A synchronization task is taking care of removing LDAP user which may be deleted. For example:

  • T0: a user A sign in the catalog. A local user A is created in the user database

  • T1: A is deleted from the LDAP (A could not sign in in the catalog anymore)

  • T2: the synchronization task will check that all local LDAP users exist in LDAP:

    • if user is not owner of any records, it will be deleted

    • if user is owner of metadata records, warning message is avaialable on the catalog logging system. record’s owner should be changed to another user before the task could remove the user.

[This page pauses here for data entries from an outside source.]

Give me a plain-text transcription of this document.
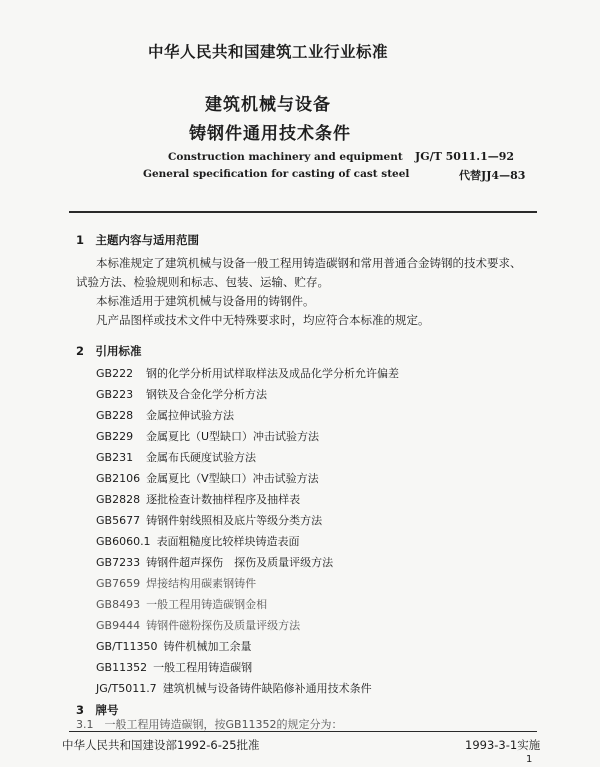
中华人民共和国建筑工业行业标准
建筑机械与设备
铸钢件通用技术条件
Construction machinery and equipment
General specification for casting of cast steel
JG/T 5011.1—92
代替JJ4—83
1　主题内容与适用范围
本标准规定了建筑机械与设备一般工程用铸造碳钢和常用普通合金铸钢的技术要求、
试验方法、检验规则和标志、包装、运输、贮存。
本标准适用于建筑机械与设备用的铸钢件。
凡产品图样或技术文件中无特殊要求时，均应符合本标准的规定。
2　引用标准
GB222 钢的化学分析用试样取样法及成品化学分析允许偏差
GB223 钢铁及合金化学分析方法
GB228 金属拉伸试验方法
GB229 金属夏比（U型缺口）冲击试验方法
GB231 金属布氏硬度试验方法
GB2106 金属夏比（V型缺口）冲击试验方法
GB2828 逐批检查计数抽样程序及抽样表
GB5677 铸钢件射线照相及底片等级分类方法
GB6060.1 表面粗糙度比较样块铸造表面
GB7233 铸钢件超声探伤　探伤及质量评级方法
GB7659 焊接结构用碳素钢铸件
GB8493 一般工程用铸造碳钢金相
GB9444 铸钢件磁粉探伤及质量评级方法
GB/T11350 铸件机械加工余量
GB11352 一般工程用铸造碳钢
JG/T5011.7 建筑机械与设备铸件缺陷修补通用技术条件
3　牌号
3.1　一般工程用铸造碳钢，按GB11352的规定分为：
中华人民共和国建设部1992-6-25批准	1993-3-1实施
1
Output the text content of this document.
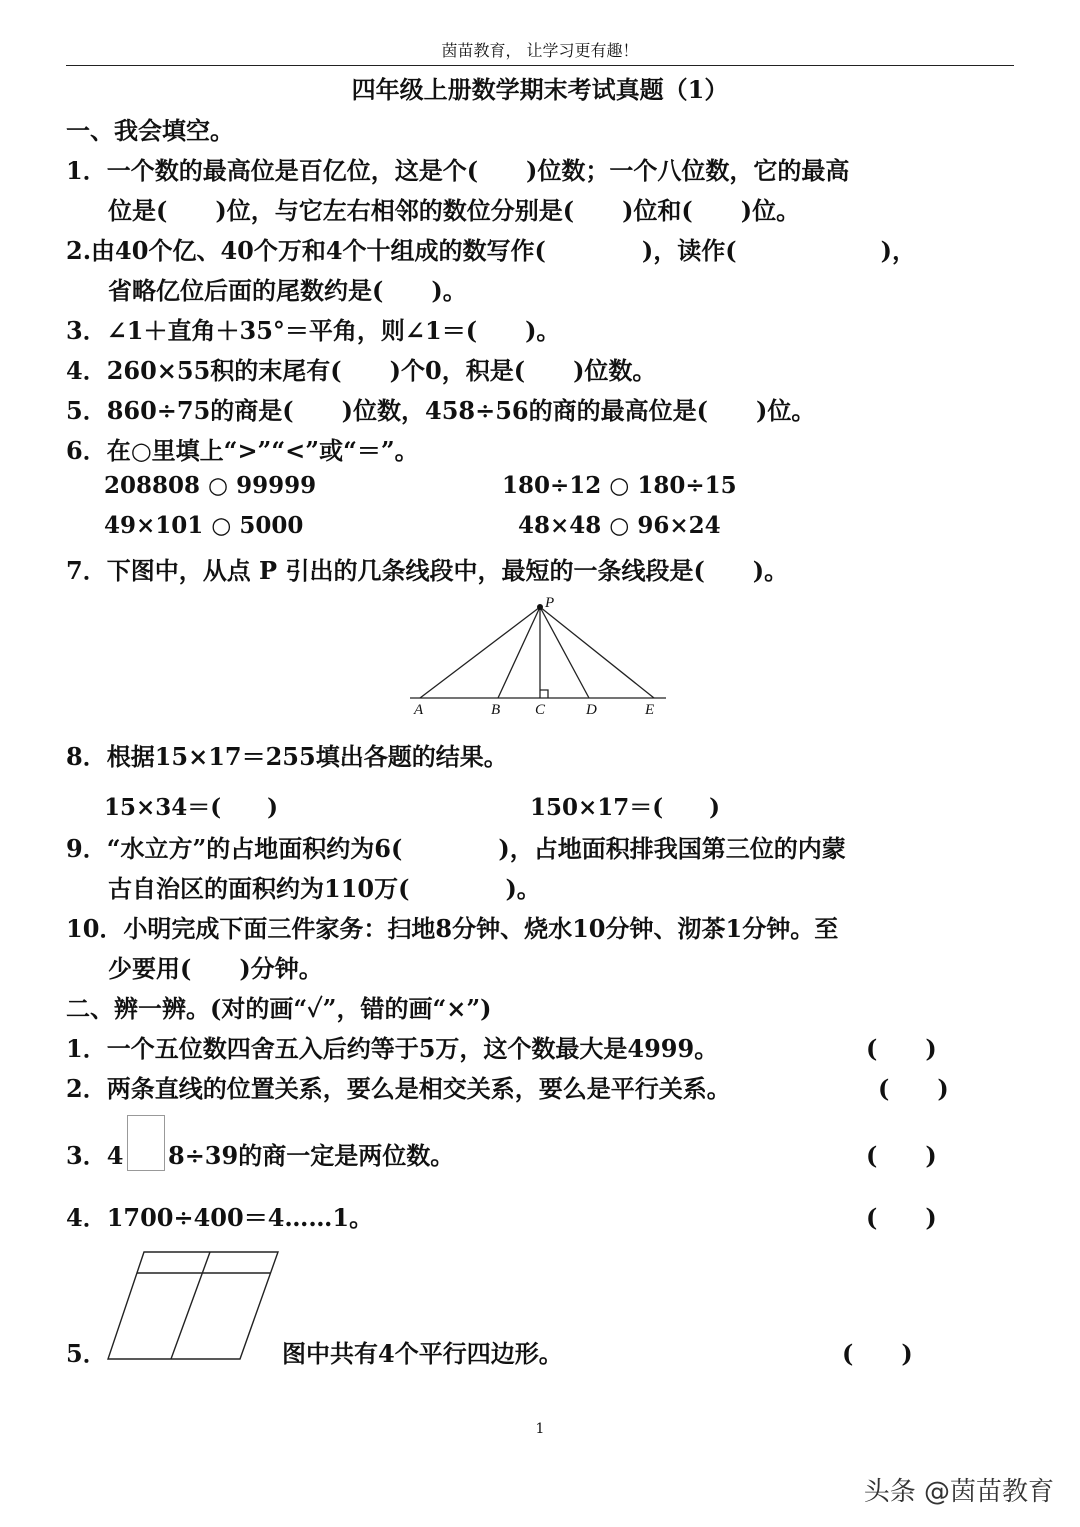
茵苗教育， 让学习更有趣！
四年级上册数学期末考试真题（1）
一、我会填空。
1．一个数的最高位是百亿位，这是个(　　)位数；一个八位数，它的最高
位是(　　)位，与它左右相邻的数位分别是(　　)位和(　　)位。
2.由40个亿、40个万和4个十组成的数写作(　　　　)，读作(　　　　　　)，
省略亿位后面的尾数约是(　　)。
3．∠1＋直角＋35°＝平角，则∠1＝(　　)。
4．260×55积的末尾有(　　)个0，积是(　　)位数。
5．860÷75的商是(　　)位数，458÷56的商的最高位是(　　)位。
6．在○里填上“>”“<”或“＝”。
208808 ○ 99999	180÷12 ○ 180÷15
49×101 ○ 5000	48×48 ○ 96×24
7．下图中，从点 P 引出的几条线段中，最短的一条线段是(　　)。
P
A	B C	D	E
8．根据15×17＝255填出各题的结果。
15×34＝(　　)	150×17＝(　　)
9．“水立方”的占地面积约为6(　　　　)，占地面积排我国第三位的内蒙
古自治区的面积约为110万(　　　　)。
10．小明完成下面三件家务：扫地8分钟、烧水10分钟、沏茶1分钟。至
少要用(　　)分钟。
二、辨一辨。(对的画“✓”，错的画“×”)
1．一个五位数四舍五入后约等于5万，这个数最大是4999。	(　　)
2．两条直线的位置关系，要么是相交关系，要么是平行关系。	(　　)
3．4 8÷39的商一定是两位数。	(　　)
4．1700÷400＝4……1。	(　　)
5．	图中共有4个平行四边形。	(　　)
1
头条 @茵苗教育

By default the task is runned once every day. Configuration could be changed in the following property:

# Run LDAP sync every day at 23:30
ldap.sync.cron=0 30 23 * * ?

The following properties allow advanced configuration of the synchronisation process:

ldap.sync.user.search.base=${ldap.base.search.base}
ldap.sync.user.search.filter=(&(objectClass=*)(mail=*@*)(givenName=*))
ldap.sync.user.search.attribute=uid
ldap.sync.group.search.base=ou=groups
ldap.sync.group.search.filter=(&(objectClass=posixGroup)(cn=EL_*))
ldap.sync.group.search.attribute=cn
ldap.sync.group.search.pattern=EL_(.*)

Debugging

If connection fails, try to increase logging for LDAP in WEB-INF/classes/log4j.xml:

<logger name="geonetwork.ldap" additivity="false">
    <level value="DEBUG"/>
</logger>

Or from the Configuration Settings set the Log level to DEV temporary:

../../_images/setting-log-level.png

Configuration du CAS

To enable CAS, setup authentication by including WEB-INF/config-security/config-security-cas.xml in WEB-INF/config-security/config-security.xml, uncommenting the following lines:

<import resource="config-security-cas.xml"/>
<import resource="config-security-cas-ldap.xml"/>

CAS can use either ldap or a database for user management, to use a database uncomment the following lines instead:

<import resource="config-security-cas.xml"/>
<import resource="config-security-cas-database.xml"/>

The CAS configuration is defined in WEB-INF/config-security/config-security.properties, you can then configure your environment updating the previous file or overriding the properties in the file WEB-INF/config-security/config-security-overrides.properties.

cas.baseURL=https://localhost:8443/cas
cas.ticket.validator.url=${cas.baseURL}
cas.login.url=${cas.baseURL}/login
cas.logout.url=${cas.baseURL}/logout?url=${geonetwork.https.url}/

Configuration de Shibboleth

The catalog can operate in a SAML secured federation. Shibboleth should be installed in apache as described here. The catalog is accessed via apache. Setup shibboleth authentication by including WEB-INF/config-security/config-security-shibboleth.xml in WEB-INF/config-security/config-security.xml. You can then configure your environment in config-security-shibboleth-overrides.properties.